The government started the land reform programme in 1990 with the aim of acquiring five million hectares of land by this year.
Land reform deputy minister Anna Shiweda says if farm prices were based on the productivity of the land offered, they could have bought much more land with the N$2.3 billion.
She says the land reform programme was one of the main objectives of the liberation struggle.
According to her the inequality among Namibians is rooted in access to and ownership of land.
That is why the government organised the first national land conference in 1991, shortly after independence, she says.
“Four years after the first land conference, the Agricultural (Commercial) Land Reform Act of 1995 was promulgated. As described by the High Court of Namibia this Act is a product of an intensive effort by the Namibian government to address the need for land reform.”

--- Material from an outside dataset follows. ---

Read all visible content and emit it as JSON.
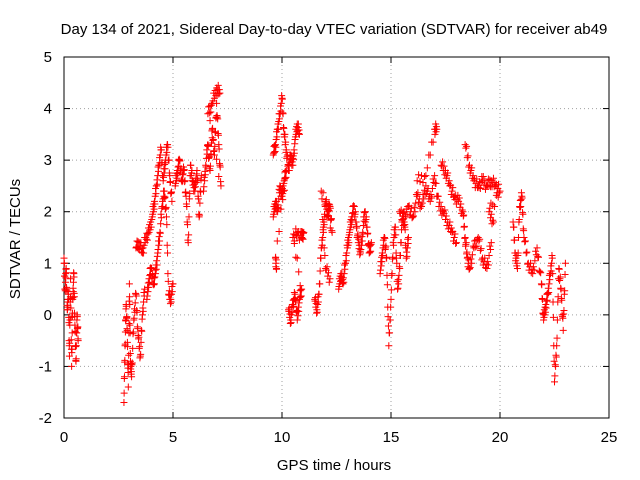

This Act was complemented six years later by the promulgation of the Communal Land Reform Act buttressing the government’s effort to continue with its land reform drive and to provide for communal land reform.
“At the beginning, farm offers were not forthcoming, which caused allocated funds to be returned to Treasury. As such, government amended the Agricultural Commercial Land Reform Act to introduce a right of first refusal in favour of government, meaning that whenever a farm is placed on the market it must first be offered to the government.”
Shiweda said after that the market changed into a seller’s market with market price escalation.
“If the prices were based on productivity of the land being offered, we could have accomplished much more in our land reform programme with the N$2.3 billion spent thus far. Instead, we have actually paid more and more for less and less land.”
She says the ministry is reviewing its land reform programme, in particular assessing the possibility of extending the flexible land tenure concept to resettlement beneficiaries to improve their tenure security.